Trudno jednak nie zadać pytania, które ciśnie się na usta od początku przedstawienia. W powieści Goldinga nie ma dziewcząt, jednak dlaczego w spektaklu, który swobodnie traktuje nawiązania do tekstu, tak dobitnie zlekceważono głos przeciwnej płci? Powstrzymam się od spekulacji na temat tego niedomówienia, jednak nie mogę oprzeć się wrażeniu, że choćby sugestia wyjaśnienia tej kwestii, powinna zostać w przedstawieniu zawarta.

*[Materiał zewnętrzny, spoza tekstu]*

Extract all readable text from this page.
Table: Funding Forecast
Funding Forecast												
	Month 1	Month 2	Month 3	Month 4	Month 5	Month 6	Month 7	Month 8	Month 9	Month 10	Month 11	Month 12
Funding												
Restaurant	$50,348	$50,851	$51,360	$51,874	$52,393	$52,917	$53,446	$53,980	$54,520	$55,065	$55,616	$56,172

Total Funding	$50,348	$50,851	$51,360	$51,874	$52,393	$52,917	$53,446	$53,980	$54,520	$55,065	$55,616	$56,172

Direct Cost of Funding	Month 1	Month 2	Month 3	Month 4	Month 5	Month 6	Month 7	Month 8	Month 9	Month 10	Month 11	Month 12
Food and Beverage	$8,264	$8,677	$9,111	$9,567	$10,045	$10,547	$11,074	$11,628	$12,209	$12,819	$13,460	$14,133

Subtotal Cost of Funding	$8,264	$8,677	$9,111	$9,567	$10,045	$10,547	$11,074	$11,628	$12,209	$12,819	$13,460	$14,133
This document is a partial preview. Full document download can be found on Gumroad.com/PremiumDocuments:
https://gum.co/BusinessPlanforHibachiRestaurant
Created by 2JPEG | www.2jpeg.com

Nie podejmując tematu twórcy przedstawienia wystawiają siebie oraz chłopców grających w spektaklu na dość ryzykowne komentarze, których z łatwością dałoby się uniknąć, zabierając głos.

Pracując nad projektem, twórcy podkreślali nastawienie na współpracę z chłopcami. Brak ścisłego ograniczenia scenariuszem oraz luźne potraktowanie tekstu bazowego, jakim jest powieść Goldinga, nadały przedstawieniu szczerej, dziecięcej energii. Chłopcy nie wcielali się w role bohaterów książkowych, a fabuła i postaci powieści stawały się tu pretekstem do mówienia o sobie. Przedstawiały się własnymi imionami, mówiły o swoich zainteresowaniach, ukazywały podwaliny rodzących się światopoglądów.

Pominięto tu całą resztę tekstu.